Parkay Quarts: "Content Nausea"

“Content Nausea” begins with a jittery power chord strum, evoking fingers nervously drumming a study-hall desk, or eyeballs vibrating in their sockets. The drum roll is clumsy and distracted, the paradiddle of a high school marching band. There’s not much else to focus on here, the title track of the latest (slightly pseudonymous) release from Parquet Courts. Which is just as well, because even a single stray note would be mauled by the verbal torrent that leader Andrew Savage unleashes here. Pressured speech is a Parquet Courts trademark, but on “Content Nausea” the words evacuate Savage’s mouth.

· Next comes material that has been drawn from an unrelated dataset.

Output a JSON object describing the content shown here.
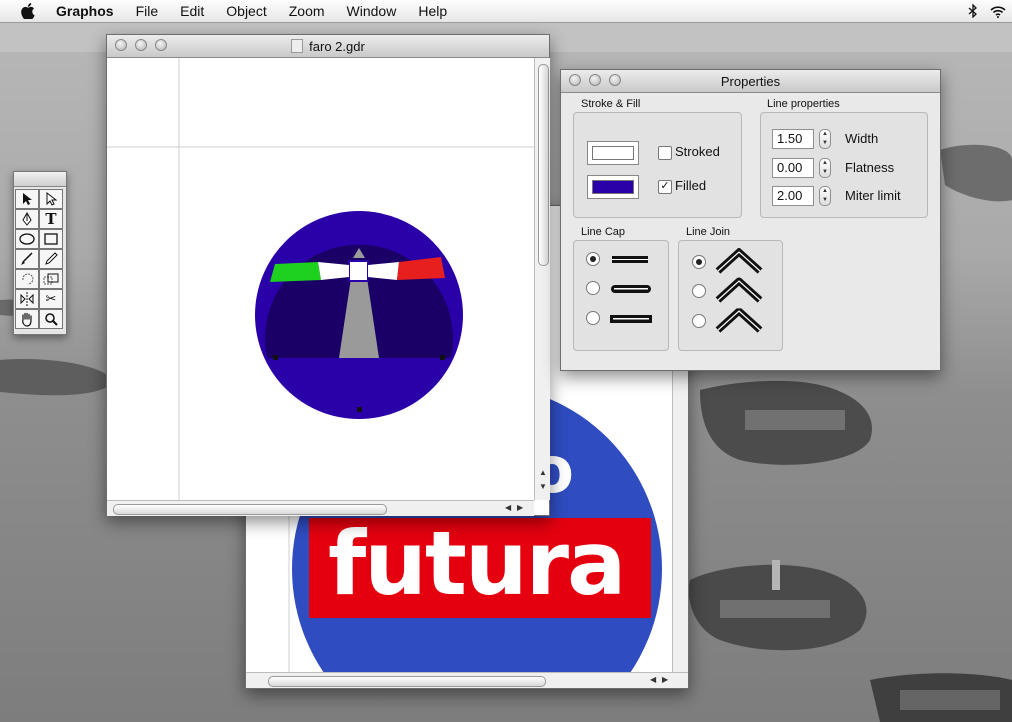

The gripes, sidelong observations and bitter complaints—”Too much data, too much tension/ Too much plastic, too much glass”—are forceful and bracing and, as they accumulate, a little sickening. Savage’s theme is well-worn. We’re all overloaded by digital information, we don’t know what to do with it or where to put it, and we are all “more connected and more alone.” But his delivery ratchets up the emotional stakes, and by the end, he’s drilled into a well of emotional paydirt: “This year it became harder to be tender/ Harder and harder to remember/ Meeting a friend, writing a letter, being lost.” The effect is stunning and exhausting.